我用别名传递 & 替换了所有对象的直接传递。复制构造函数的使用频率低于以前。
Updated tables for shared_ptr
更新了 shared_ptr 的表
shared_ptr (C++ 0x00) old:
shared_ptr (C++ 0x00) 旧:
N[points] t[sec]
100 000 6
200 000 11
300 000 16
900 000 36
shared_ptr (C++ 0x00) new version:
shared_ptr (C++ 0x00) 新版本:
N[points] t[sec]
100 000 2
200 000 5
300 000 9
900 000 24
There is a considerable improvement, but the shared_ptr version is still 4 times slower than raw pointer one. I am afraid that running speed of the program can not be significantly increased.
有相当大的改进,但 shared_ptr 版本仍然比原始指针版本慢 4 倍。恐怕程序的运行速度无法大幅提升。
回答by Matthieu M.
shared_ptr
are the most complicated type of pointer ever:
shared_ptr
是有史以来最复杂的指针类型:
- Ref counting takes time
- Multiple allocation (there are 3 parts: the object, the counter, the deleter)

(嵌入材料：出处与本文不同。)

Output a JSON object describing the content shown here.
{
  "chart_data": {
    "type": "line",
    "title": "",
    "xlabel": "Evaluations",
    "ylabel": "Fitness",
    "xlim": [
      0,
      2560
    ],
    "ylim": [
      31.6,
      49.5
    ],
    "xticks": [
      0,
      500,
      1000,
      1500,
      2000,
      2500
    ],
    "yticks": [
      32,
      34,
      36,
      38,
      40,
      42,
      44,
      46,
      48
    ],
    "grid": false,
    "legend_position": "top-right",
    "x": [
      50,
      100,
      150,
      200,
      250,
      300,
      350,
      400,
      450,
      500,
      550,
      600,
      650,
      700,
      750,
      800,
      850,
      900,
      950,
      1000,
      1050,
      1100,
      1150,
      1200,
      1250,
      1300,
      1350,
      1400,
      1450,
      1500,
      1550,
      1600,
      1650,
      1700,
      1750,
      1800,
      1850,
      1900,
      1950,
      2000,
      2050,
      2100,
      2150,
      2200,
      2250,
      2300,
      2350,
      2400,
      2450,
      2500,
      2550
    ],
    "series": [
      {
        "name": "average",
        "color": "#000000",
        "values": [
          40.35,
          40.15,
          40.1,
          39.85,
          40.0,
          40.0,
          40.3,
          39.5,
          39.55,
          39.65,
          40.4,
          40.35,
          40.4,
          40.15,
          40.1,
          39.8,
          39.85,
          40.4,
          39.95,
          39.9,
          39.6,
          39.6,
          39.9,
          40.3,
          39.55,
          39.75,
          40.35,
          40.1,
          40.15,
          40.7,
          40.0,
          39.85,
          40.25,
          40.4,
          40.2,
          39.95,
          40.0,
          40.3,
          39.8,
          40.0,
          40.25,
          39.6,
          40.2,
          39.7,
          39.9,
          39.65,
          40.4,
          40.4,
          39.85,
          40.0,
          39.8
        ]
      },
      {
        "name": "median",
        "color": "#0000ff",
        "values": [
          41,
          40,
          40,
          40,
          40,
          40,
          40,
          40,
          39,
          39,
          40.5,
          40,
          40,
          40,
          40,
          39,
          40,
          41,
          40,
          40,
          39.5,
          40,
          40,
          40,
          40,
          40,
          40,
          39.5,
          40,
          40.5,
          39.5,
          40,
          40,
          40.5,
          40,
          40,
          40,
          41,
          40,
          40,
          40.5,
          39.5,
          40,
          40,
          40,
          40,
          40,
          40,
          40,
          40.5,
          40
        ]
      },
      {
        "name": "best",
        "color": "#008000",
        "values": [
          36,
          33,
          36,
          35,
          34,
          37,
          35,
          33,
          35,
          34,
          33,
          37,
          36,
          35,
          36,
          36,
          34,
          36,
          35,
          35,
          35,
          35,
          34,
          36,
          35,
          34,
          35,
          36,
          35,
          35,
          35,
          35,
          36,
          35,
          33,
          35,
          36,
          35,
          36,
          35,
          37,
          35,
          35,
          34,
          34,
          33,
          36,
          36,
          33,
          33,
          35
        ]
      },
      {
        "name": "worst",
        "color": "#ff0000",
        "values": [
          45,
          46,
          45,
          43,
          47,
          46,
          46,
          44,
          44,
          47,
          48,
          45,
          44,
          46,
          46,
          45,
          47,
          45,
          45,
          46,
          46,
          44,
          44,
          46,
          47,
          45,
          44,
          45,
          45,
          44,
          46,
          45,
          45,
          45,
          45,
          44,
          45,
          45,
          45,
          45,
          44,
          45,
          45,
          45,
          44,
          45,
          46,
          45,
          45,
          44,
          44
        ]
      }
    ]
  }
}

- A number of virtual methods (in the counter and the deleter) for type erasure
- Works among multiple threads (thus synchronization)
- 参考计数需要时间
- 多重分配(有3个部分:对象、计数器、删除器)
- 一些用于类型擦除的虚拟方法(在计数器和删除器中)
- 在多个线程之间工作(因此是同步的)
There are 2 ways to make them faster:
有两种方法可以使它们更快:
- use
make_shared
to allocate them, because (unfortunately) the normal constructor allocates two different blocks: one for the object and one for the counter and deleter. - don't copy themif you don't need to: methods should accept
shared_ptr<T> const&
- 用于
make_shared
分配它们,因为(不幸的是)普通构造函数分配了两个不同的块:一个用于对象,另一个用于计数器和删除器。 - 如果不需要,请不要复制它们:方法应该接受
shared_ptr<T> const&
But there are also many ways NOT to use them.
但是也有很多方法不使用它们。
Looking at your code it looks like your doing a LOT of memory allocation, and I can't help but wonder if you couldn't find a better strategy. I must admit I didn't got the full figure, so I may be heading straight into a wall but...
看看你的代码,你似乎做了很多内存分配,我不禁想知道你是否找不到更好的策略。我必须承认我没有得到完整的数字,所以我可能会直接撞到墙但是......
Usually code is much simpler if you have an owner for each of the objects. Therefore, shared_ptr
should be a last resort measure, employed when you can't get a single owner.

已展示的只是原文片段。